Estes momentos em que o país mostra claramente o quanto precisa de referências e heróis para suportar as duras provações do dia-a-dia, raros pela inexistência (ou exiguidade) de exemplares desta espécime, fazem-me refletir sobre um outro aspecto de nossas vidas: como gostamos de elogiar, reconhecer e exaltar as qualidades e virtudes... dos defuntos!
Temos a companhia de pessoas que nos são tão valiosas, que nos dão tantos exemplos, que admiramos e gostamos tanto que simplesmente acreditamos serem elas eternas, feitas de ferro ou com duração indefinida. E, por isso, acabamos deixando para dizer amanhã o quanto elas nos são importantes. Se não der amanhã, por conta de todas as imensas tarefas que pesam sobre nossos ombros, acabamos deixando para a semana que vem, e depois a outra e a outra... De repente, vemo-nos em frente aos ataúdes que levam as cascas daqueles que tanto nos ensinaram, apoiaram, e ficamos discursando para uma claque que está ali, na maioria das vezes, mais por uma curiosidade solidária, do que propriamente pelo reconhecimento do que fez o finado.
Fala-se tanto, e tão bem, dos ocupantes dos caixões, que às vezes me pergunto se alguém já informou aos oradores que o aparelho auditivo do 'de cujus' já não mais funciona.

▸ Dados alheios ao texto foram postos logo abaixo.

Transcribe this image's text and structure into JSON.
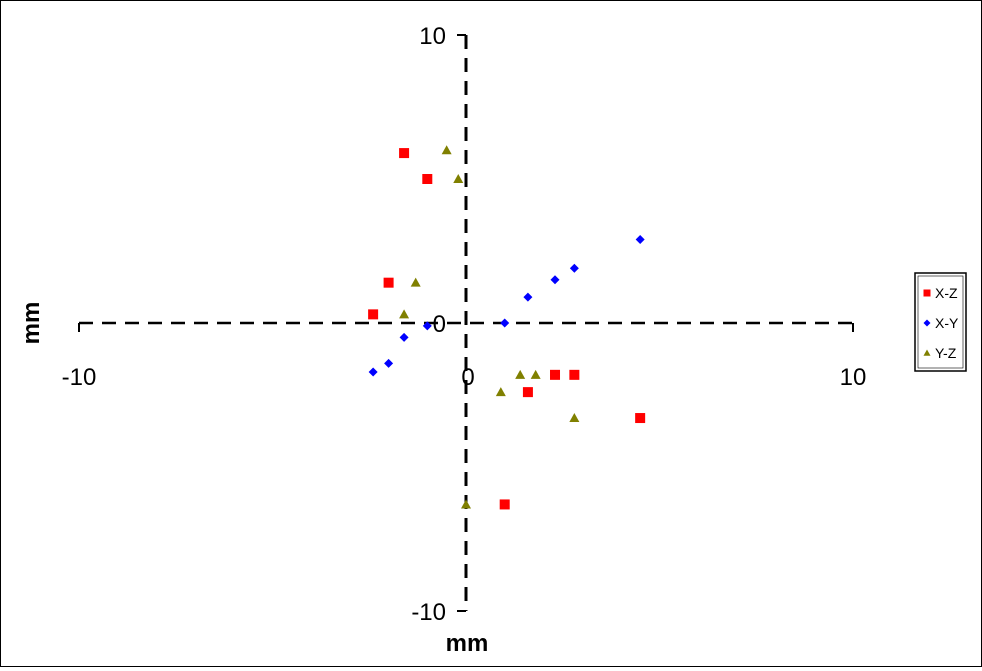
{
  "chart_data": {
    "type": "scatter",
    "xlabel": "mm",
    "ylabel": "mm",
    "xlim": [
      -10,
      10
    ],
    "ylim": [
      -10,
      10
    ],
    "x_ticks": [
      -10,
      0,
      10
    ],
    "y_ticks": [
      10,
      0,
      -10
    ],
    "grid": false,
    "legend_position": "right",
    "series": [
      {
        "name": "X-Z",
        "marker": "square",
        "color": "#ff0000",
        "points": [
          {
            "x": -1.6,
            "y": 5.9
          },
          {
            "x": -1.0,
            "y": 5.0
          },
          {
            "x": -2.0,
            "y": 1.4
          },
          {
            "x": -2.4,
            "y": 0.3
          },
          {
            "x": 2.3,
            "y": -1.8
          },
          {
            "x": 2.8,
            "y": -1.8
          },
          {
            "x": 1.6,
            "y": -2.4
          },
          {
            "x": 4.5,
            "y": -3.3
          },
          {
            "x": 1.0,
            "y": -6.3
          }
        ]
      },
      {
        "name": "X-Y",
        "marker": "diamond",
        "color": "#0000ff",
        "points": [
          {
            "x": 4.5,
            "y": 2.9
          },
          {
            "x": 2.8,
            "y": 1.9
          },
          {
            "x": 2.3,
            "y": 1.5
          },
          {
            "x": 1.6,
            "y": 0.9
          },
          {
            "x": 1.0,
            "y": 0.0
          },
          {
            "x": -1.0,
            "y": -0.1
          },
          {
            "x": -1.6,
            "y": -0.5
          },
          {
            "x": -2.0,
            "y": -1.4
          },
          {
            "x": -2.4,
            "y": -1.7
          }
        ]
      },
      {
        "name": "Y-Z",
        "marker": "triangle",
        "color": "#808000",
        "points": [
          {
            "x": -0.5,
            "y": 6.0
          },
          {
            "x": -0.2,
            "y": 5.0
          },
          {
            "x": -1.3,
            "y": 1.4
          },
          {
            "x": -1.6,
            "y": 0.3
          },
          {
            "x": 1.4,
            "y": -1.8
          },
          {
            "x": 1.8,
            "y": -1.8
          },
          {
            "x": 0.9,
            "y": -2.4
          },
          {
            "x": 2.8,
            "y": -3.3
          },
          {
            "x": 0.0,
            "y": -6.3
          }
        ]
      }
    ]
  }
}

A morte é um momento de saudade. Não é um momento de discursos. Se a dor que brota do coração daqueles que amam o falecido pedir, que as palavras saiam dos lábios daqueles que, durante a vida, devem ter reconhecido e externado todo o carinho e agradecimento pelo bem que ele fez.
Se já não nos bastasse suportar os papagaios de pirata de eventos, ainda temos que aguentar os aproveitadores de velórios famosos! É demais.
Talvez seja mais prudente homenagearmos os vivos, fazer-lhes discursos enquanto possuem amplas condições de compreensão, render-lhes a gratidão daqueles que aprenderam a ser melhores com alguém que lhes é muito melhor. Aos velórios reservemos nosso abraço, nossa oração e nossa silenciosa e solidária presença de cristãos. Só isto.